Introduction to Real Property Gains Tax

Real Property Gains Tax (“RPGT”) is administered by Inland Revenue Board of Malaysia (“IRBM”) under the Real Property Gains Tax Act 1976 (“RPGTA 1976”). It is a property related tax that is chargeable on the gains arising of profit gained from disposal of a real estate property.

There is a chargeable gain if the disposal price exceeds the acquisition price. To avoid confusion, this simply means when the resale price is higher than the purchase price.

However, it shall be noted that the Malaysia government provides a tax relief in which the disposal price is deemed equal to acquisition price, or that when an individual suffers a loss from the property sold.

Apart from Malaysian citizens, RPGT applies to foreigners and companies whenever they realise a profit gain from the disposal.

RPGT Rates

To calculate the Real Property Gains Tax (RPGT) amount, you need to follow these steps:

First Step: to determine your chargeable gain.

  1. Determine the Disposal Price: This is the price at which you sell the property.
  2. Calculate the Acquisition Cost: This includes the initial purchase price of the property, plus any additional costs such as legal fees, stamp duty, renovation costs, or other related expenses.
  3. Compute the Chargeable Gain: Subtract the Acquisition Cost from the Disposal Price to find the chargeable gain.
  • To simplify: –
    • Property Sale Price – Property Purchase Price = Net Chargeable Gain

Second Step: Compute the RPGT Amount: Multiply the chargeable gain by the RPGT rate to calculate the RPGT amount.

  • To simplify: –
    • Net Chargeable Gain x RPGT Rate = RPGT Payable Amount

Let’s apply this in a scenario:

Jane, a Malaysian Citizen, purchased a property for RM500,000.00 two years ago. She sold it for RM800,000.00.
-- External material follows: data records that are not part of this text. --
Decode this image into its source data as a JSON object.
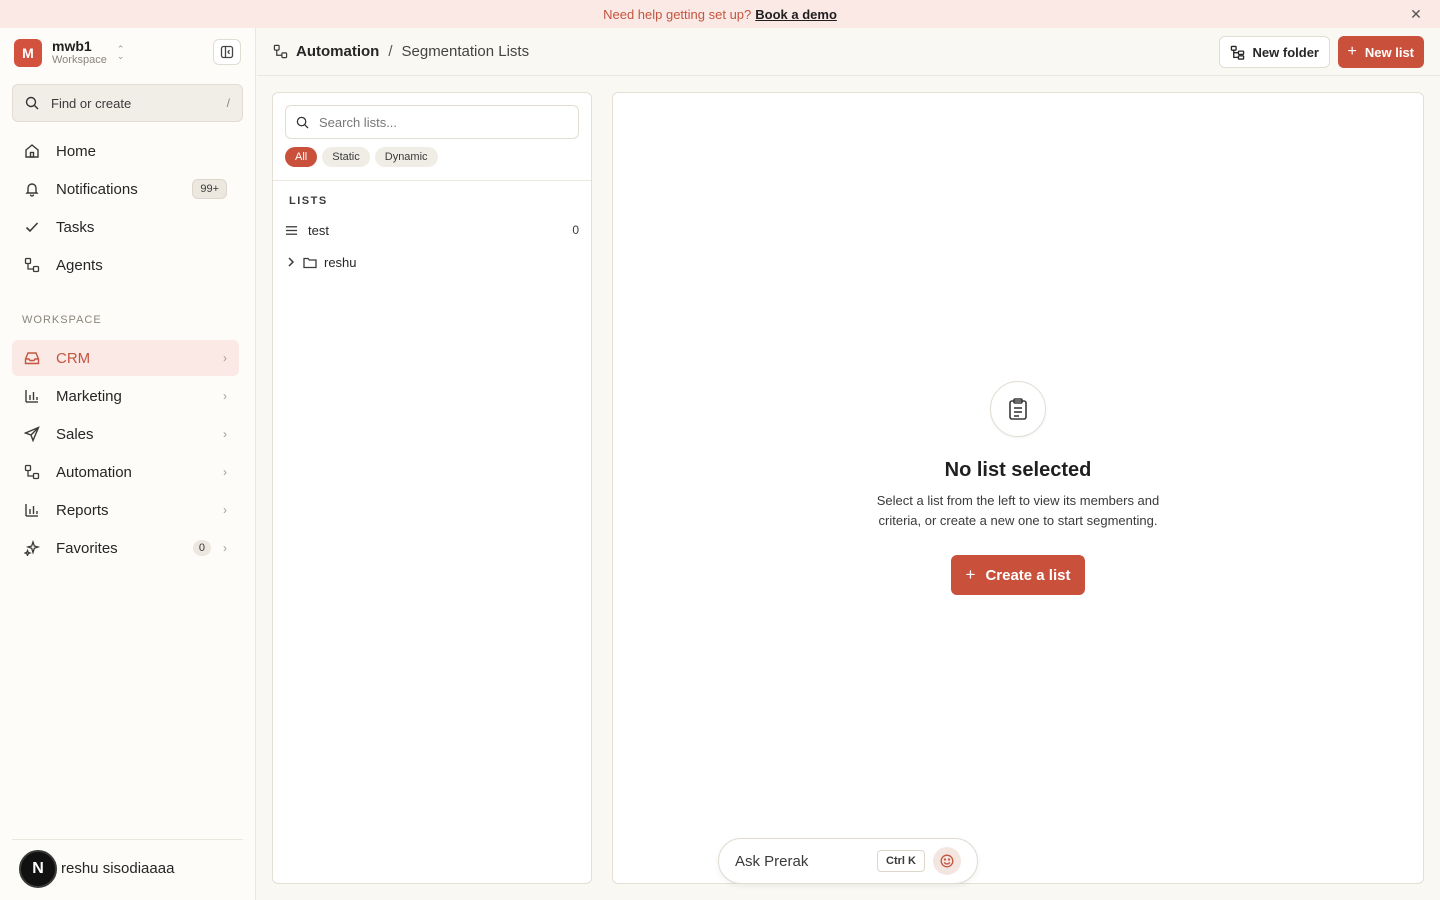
{
  "banner": {
    "text": "Need help getting set up?",
    "cta": "Book a demo",
    "close": "✕"
  },
  "workspace": {
    "initial": "M",
    "name": "mwb1",
    "subtitle": "Workspace"
  },
  "find": {
    "label": "Find or create",
    "shortcut": "/"
  },
  "nav": {
    "home": "Home",
    "notifications": "Notifications",
    "notifications_badge": "99+",
    "tasks": "Tasks",
    "agents": "Agents"
  },
  "workspace_section": {
    "label": "WORKSPACE",
    "crm": "CRM",
    "marketing": "Marketing",
    "sales": "Sales",
    "automation": "Automation",
    "reports": "Reports",
    "favorites": "Favorites",
    "favorites_count": "0"
  },
  "user": {
    "initial": "N",
    "name": "reshu sisodiaaaa"
  },
  "breadcrumb": {
    "parent": "Automation",
    "separator": "/",
    "current": "Segmentation Lists"
  },
  "toolbar": {
    "new_folder": "New folder",
    "new_list": "New list"
  },
  "list_panel": {
    "search_placeholder": "Search lists...",
    "filters": [
      "All",
      "Static",
      "Dynamic"
    ],
    "section_label": "LISTS",
    "items": [
      {
        "name": "test",
        "count": "0"
      }
    ],
    "folders": [
      {
        "name": "reshu"
      }
    ]
  },
  "empty_state": {
    "title": "No list selected",
    "description": "Select a list from the left to view its members and criteria, or create a new one to start segmenting.",
    "button": "Create a list"
  },
  "assistant": {
    "label": "Ask Prerak",
    "shortcut": "Ctrl K"
  },
  "colors": {
    "accent": "#c9503b",
    "accent_soft": "#fbe9e6",
    "background": "#faf8f3"
  }
}
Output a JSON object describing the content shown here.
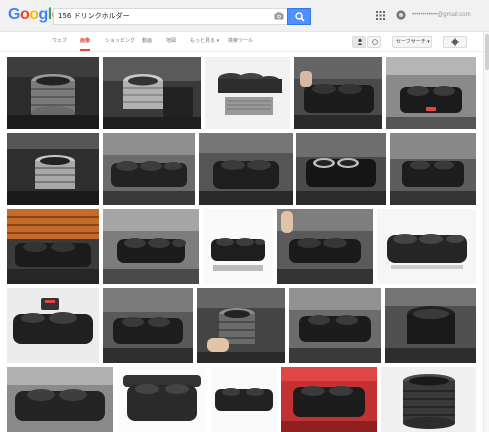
{
  "logo": {
    "letters": [
      "G",
      "o",
      "o",
      "g",
      "l",
      "e"
    ],
    "colors": [
      "#4285f4",
      "#ea4335",
      "#fbbc05",
      "#4285f4",
      "#34a853",
      "#ea4335"
    ]
  },
  "search": {
    "query": "156 ドリンクホルダー"
  },
  "header": {
    "apps_icon": "apps-grid-icon",
    "account_icon": "account-circle-icon",
    "account_email": "••••••••••••@gmail.com"
  },
  "tabs": [
    {
      "label": "ウェブ",
      "active": false
    },
    {
      "label": "画像",
      "active": true
    },
    {
      "label": "ショッピング",
      "active": false
    },
    {
      "label": "動画",
      "active": false
    },
    {
      "label": "地図",
      "active": false
    },
    {
      "label": "もっと見る ▾",
      "active": false
    },
    {
      "label": "検索ツール",
      "active": false
    }
  ],
  "tools": {
    "safe_search_label": "セーフサーチ ▾",
    "gear_icon": "gear-icon"
  },
  "accent": {
    "active_tab": "#dd4b39",
    "search_button": "#4d90fe"
  },
  "results": {
    "description": "Grid of image thumbnails showing black and silver car cup/drink holders"
  }
}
  • • Her Net Chargeable Gain will be determined as: RM800,000.00 – RM500,000.00 = RM300,000.00.

Jane’s RPGT Rate will be 30% in this case as she disposed her property within three years after she first purchased the property.

Jane’s RPGT will then be determined in this method:

  • • RM300,000.00 X 30% = RM90,000.00

Tax Reliefs: Exemptions

Malaysia offered several exemptions for the RPGT. These exemptions and concessions were subject to specific conditions, and it is advised to visit the official website of LHDN for latest information.

1) Exemption is granted on the profit gained from disposal of a private residence. It is granted for a private residence only.

  • • An individual can claim this exemption only once during their lifetime. The individual must be a Malaysian citizen or Malaysian permanent resident.
  • • The exemption must be made in writing and is irrevocable. There will be no other further exemption given for the disposal of other private residences.

2) Disposal of the whole share owned by individual – an amount of ten thousand ringgit or ten per cent of the chargeable gain, whichever is greater.

3) The exemption on gains applies when a property is transferred within the family, involving relationship such as between husband and wife. Transfer between siblings is excluded.

Procedures For Submission of Real Property Gains Tax Form

Disposer and acquirer are required to submit Real Property Gains Tax (RPGT) Forms:-



Procedures and forms may change over time, it is advisable to visit the official website of LHDN (https://www.hasil.gov.my) for the most up-to-date information.

You may submit the CKHT 1A or CKHT 1B / CKHT 2A / CKHT 3 form together with relevant documents to your nearest IRBM office. Alternatively, you may submit the form to the e-CKHT website at MyTax via https://mytax.hasil.gov.my/.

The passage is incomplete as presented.